Other compounds that may have a beneficial impact on TJs include curcumin (found in the spice turmeric) and various phytochemicals.
It’s important to note that many of these connections are indirect: these molecules have beneficial impacts on inflammation, and inflammation plays a role in tight junction dysfunction, so the connection is implied rather than directly demonstrated. Additionally, few of these connections have been validated in clinically-relevant research studies performed on humans. Nevertheless, many of these compounds that appear associated with TJ health — most of which are found in plant-based diets — have numerous other notable beneficial effects on human health, including reduced risk for a number of diseases.
Tight junctions are critical for maintaining a healthy GI tract and preventing systemic inflammation that can contribute to chronic diseases such as IBD or celiac disease and acute, life-threatening conditions such as sepsis. TJs are our first line of defense between our GI tracts and the outside environment, which is full of potentially harmful molecules — including bacteria, viruses and toxic substances.
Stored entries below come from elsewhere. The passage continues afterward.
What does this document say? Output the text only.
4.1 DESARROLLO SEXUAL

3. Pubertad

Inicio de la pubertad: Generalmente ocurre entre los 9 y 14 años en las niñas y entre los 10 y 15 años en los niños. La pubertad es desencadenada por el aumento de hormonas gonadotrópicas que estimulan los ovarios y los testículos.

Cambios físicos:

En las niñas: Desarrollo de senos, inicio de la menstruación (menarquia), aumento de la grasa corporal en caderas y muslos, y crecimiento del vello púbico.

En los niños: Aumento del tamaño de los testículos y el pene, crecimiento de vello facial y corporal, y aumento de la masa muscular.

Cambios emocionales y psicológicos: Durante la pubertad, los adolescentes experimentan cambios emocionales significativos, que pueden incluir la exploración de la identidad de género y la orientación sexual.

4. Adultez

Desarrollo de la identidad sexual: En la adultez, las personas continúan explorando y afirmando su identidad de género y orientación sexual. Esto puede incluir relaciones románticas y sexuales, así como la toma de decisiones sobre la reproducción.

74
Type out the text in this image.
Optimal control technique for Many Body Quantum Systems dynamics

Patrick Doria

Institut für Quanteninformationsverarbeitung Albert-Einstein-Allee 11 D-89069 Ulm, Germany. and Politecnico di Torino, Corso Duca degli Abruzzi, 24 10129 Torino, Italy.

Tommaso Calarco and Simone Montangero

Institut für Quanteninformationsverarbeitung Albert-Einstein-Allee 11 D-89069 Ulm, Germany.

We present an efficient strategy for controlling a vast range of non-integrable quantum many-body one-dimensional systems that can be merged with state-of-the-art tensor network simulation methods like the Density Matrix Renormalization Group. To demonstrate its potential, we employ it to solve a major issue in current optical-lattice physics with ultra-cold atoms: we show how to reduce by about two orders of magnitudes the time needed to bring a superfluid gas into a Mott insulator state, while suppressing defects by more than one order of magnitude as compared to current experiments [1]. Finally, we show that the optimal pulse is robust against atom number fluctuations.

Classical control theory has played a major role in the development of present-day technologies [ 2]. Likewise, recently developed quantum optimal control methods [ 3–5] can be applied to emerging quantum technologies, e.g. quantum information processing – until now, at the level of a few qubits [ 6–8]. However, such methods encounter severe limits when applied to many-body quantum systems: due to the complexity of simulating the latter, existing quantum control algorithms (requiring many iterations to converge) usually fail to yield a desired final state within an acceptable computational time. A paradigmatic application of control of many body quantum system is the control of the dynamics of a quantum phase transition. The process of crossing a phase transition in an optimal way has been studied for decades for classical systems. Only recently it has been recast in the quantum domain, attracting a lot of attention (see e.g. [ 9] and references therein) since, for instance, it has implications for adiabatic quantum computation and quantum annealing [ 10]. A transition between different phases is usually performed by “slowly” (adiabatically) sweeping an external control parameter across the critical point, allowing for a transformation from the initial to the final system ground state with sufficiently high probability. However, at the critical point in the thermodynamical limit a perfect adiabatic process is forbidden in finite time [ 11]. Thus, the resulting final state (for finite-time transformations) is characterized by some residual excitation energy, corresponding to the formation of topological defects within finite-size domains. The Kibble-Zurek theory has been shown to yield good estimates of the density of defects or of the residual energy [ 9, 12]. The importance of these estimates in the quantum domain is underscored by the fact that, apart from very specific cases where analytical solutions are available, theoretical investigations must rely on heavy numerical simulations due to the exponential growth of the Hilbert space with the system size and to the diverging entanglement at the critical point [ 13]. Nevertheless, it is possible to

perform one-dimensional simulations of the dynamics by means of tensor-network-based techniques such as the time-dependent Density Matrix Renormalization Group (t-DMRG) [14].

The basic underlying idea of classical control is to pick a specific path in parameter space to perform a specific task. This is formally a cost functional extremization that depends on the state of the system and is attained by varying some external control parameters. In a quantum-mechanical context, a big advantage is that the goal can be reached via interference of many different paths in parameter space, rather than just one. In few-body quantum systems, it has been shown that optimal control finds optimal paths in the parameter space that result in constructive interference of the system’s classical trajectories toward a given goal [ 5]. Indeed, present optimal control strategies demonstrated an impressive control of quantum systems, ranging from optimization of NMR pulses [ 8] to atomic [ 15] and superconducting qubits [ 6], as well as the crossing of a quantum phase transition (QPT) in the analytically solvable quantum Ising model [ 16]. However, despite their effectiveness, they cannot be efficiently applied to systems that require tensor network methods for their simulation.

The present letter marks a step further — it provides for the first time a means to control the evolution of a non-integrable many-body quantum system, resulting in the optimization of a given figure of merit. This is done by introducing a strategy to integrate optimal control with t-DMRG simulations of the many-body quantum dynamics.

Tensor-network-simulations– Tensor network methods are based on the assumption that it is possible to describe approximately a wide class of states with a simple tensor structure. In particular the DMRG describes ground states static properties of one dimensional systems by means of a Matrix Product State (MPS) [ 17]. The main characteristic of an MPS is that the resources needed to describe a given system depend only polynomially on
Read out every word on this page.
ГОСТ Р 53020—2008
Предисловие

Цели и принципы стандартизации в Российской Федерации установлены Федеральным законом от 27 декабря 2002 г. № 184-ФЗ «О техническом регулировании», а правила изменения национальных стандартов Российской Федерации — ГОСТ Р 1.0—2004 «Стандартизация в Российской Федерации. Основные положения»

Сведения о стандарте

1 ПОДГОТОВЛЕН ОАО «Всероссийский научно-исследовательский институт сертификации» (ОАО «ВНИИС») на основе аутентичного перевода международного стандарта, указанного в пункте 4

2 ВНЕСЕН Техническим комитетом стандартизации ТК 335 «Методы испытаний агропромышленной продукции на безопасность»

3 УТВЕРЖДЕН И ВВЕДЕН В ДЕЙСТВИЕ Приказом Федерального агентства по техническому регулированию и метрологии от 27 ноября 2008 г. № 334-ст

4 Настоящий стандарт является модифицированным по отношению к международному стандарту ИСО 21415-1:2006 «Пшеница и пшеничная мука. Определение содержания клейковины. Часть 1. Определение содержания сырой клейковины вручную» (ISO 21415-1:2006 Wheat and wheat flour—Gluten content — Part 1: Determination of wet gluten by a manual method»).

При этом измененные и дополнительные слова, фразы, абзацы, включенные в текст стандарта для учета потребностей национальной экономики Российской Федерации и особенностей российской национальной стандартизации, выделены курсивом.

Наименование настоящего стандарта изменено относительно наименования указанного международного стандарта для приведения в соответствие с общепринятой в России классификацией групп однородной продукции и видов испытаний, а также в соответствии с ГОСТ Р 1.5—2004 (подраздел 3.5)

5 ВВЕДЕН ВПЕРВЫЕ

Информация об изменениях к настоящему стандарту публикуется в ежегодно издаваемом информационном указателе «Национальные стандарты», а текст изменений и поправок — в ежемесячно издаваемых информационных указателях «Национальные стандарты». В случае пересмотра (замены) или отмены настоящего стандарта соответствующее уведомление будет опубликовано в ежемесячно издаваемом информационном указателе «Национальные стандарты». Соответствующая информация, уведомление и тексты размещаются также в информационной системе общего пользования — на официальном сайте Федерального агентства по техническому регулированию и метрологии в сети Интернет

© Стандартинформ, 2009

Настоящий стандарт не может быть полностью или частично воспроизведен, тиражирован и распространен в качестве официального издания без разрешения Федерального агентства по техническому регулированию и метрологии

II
Scientists are still hard at work trying to unravel the myriad factors that can impact TJs, how dysfunctional ones contribute to disease, and how we can strengthen our own TJs. Many doctors are resorting to dietary interventions based on numerous cell culture and animal models, but results have yet to be replicated clinically. Nevertheless, there are numerous benefits that can be gained from following plant-based diets rich in compounds that may increase the health of tight junctions. We recommend following a diet rich in whole, colorful foods to increase and support your overall health and well-being and reduce your risk for chronic disease.